When euro membership was in prospect, the Central Bank advised caution on two major grounds: interest rate policy and the British decision to keep sterling. Readers will recall that at that time Eurozone interest rates were substantially lower than Irish rates and set to decrease further.
The Central Bank feared this would provoke an inflationary credit boom and indeed that higher rates, not lower, would be needed to stabilise the strengthening economy.
Part of the reasoning was that Ireland was (and is) far more sensitive to interest rates than continental Europe owing to its demographics and especially its credit structure which is (like Britain’s) based principally on variable rate loans. The Bank of England made similar calculations and — demographics apart — advised the British government against euro entry.

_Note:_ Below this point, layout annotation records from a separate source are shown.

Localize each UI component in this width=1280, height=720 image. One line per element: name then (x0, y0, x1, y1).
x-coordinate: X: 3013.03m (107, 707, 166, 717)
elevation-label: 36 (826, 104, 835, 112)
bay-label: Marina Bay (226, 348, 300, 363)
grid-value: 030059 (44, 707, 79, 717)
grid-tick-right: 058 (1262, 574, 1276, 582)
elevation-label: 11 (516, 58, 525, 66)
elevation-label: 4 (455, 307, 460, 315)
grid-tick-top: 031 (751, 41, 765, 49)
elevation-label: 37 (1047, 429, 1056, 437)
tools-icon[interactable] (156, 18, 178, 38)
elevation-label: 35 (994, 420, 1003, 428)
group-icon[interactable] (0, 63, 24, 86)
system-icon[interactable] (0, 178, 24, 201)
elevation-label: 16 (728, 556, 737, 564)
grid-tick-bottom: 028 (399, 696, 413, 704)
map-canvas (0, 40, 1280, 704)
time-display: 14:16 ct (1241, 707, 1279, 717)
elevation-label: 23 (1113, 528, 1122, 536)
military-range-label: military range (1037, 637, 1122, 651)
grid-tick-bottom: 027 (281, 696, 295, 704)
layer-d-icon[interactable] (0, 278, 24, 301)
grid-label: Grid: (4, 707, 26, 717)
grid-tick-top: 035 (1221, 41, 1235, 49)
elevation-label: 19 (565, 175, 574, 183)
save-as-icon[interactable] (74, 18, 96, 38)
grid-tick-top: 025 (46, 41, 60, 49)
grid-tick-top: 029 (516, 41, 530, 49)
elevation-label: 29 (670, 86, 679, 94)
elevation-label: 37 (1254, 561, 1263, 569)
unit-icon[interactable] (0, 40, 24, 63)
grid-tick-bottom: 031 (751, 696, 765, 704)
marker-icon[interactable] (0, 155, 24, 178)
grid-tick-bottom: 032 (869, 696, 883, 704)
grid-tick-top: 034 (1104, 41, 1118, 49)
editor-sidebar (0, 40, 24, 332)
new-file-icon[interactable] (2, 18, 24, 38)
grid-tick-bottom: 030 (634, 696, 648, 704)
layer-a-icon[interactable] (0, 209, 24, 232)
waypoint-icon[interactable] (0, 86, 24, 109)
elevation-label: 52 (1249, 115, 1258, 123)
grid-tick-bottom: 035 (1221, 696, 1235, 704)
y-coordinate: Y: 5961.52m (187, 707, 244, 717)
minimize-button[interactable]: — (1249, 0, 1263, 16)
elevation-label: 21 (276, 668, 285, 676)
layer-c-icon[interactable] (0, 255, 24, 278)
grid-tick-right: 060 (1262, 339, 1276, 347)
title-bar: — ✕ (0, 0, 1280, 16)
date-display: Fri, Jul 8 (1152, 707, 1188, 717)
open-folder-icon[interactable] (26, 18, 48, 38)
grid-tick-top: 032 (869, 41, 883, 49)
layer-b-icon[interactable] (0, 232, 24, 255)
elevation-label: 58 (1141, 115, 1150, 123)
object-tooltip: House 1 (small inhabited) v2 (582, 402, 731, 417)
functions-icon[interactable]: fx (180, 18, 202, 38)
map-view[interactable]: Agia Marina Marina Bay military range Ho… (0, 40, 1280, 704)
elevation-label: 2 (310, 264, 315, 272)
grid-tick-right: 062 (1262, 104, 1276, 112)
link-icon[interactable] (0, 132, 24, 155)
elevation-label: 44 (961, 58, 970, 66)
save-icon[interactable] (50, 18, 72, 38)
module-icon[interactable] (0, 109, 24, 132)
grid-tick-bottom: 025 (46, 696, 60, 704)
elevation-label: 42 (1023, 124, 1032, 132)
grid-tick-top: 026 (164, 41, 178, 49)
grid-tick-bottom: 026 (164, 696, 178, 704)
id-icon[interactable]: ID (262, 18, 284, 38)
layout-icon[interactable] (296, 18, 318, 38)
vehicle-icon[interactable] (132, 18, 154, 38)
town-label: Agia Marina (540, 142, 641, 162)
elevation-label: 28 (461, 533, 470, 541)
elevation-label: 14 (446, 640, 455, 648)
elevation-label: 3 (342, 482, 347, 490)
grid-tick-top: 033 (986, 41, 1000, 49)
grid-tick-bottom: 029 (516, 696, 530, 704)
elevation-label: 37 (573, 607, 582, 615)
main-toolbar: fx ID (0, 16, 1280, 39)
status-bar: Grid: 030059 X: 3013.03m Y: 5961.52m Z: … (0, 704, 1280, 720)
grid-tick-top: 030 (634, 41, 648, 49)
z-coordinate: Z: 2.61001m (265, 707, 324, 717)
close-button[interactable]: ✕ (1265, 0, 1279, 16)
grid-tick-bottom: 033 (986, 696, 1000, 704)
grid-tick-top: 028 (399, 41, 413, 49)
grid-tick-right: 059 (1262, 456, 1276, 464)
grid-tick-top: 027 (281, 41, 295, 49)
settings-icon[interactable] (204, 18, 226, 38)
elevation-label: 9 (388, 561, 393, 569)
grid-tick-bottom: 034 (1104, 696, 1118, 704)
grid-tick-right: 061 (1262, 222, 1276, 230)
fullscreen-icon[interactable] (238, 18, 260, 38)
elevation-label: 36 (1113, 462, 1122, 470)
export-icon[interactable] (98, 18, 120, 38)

Needless to say, the Irish Government seized short-term popularity via euro entry, low interest rates, a credit boom and the consequent surge in house and land prices which have made most of the electorate feel much wealthier.
We are now seeing the fruits of the policy. Ireland’s key economic relations are with Britain and the US, yet we have adopted the currency — the euro — of industrialised continental Europe with which we have little in common either in economic structure or trading patterns. As the euro has strengthened, the competitiveness of Irish industry and agriculture has declined, manufacturing decimated and inward investment halted.
In its place the economy has levitated on a construction boom.
The last few years since euro entry have seen credit growth routinely around 25% per annum and uncomfortable inflation. Meanwhile the euro has soared from about $0.82 to $1.57 today and, more recently, gained 15% against sterling.
In prior times, the Central Bank would long ago have managed interest and exchange rates to avoid such damaging currency movements which threaten to devastate the Irish economy.
To put this more starkly: the latest data shows the average US industrial wage is $17.80/hour (€11.50) and $599/week (€389).
The latest CSO figures for Irish industrial earnings for June 2007 record 15.66/hour; and an average public sector wage of 918 for September ’07.
These kinds of disparities indicate a massive readjustment in the Irish economy is in prospect, originating in a fatal euro entry decision.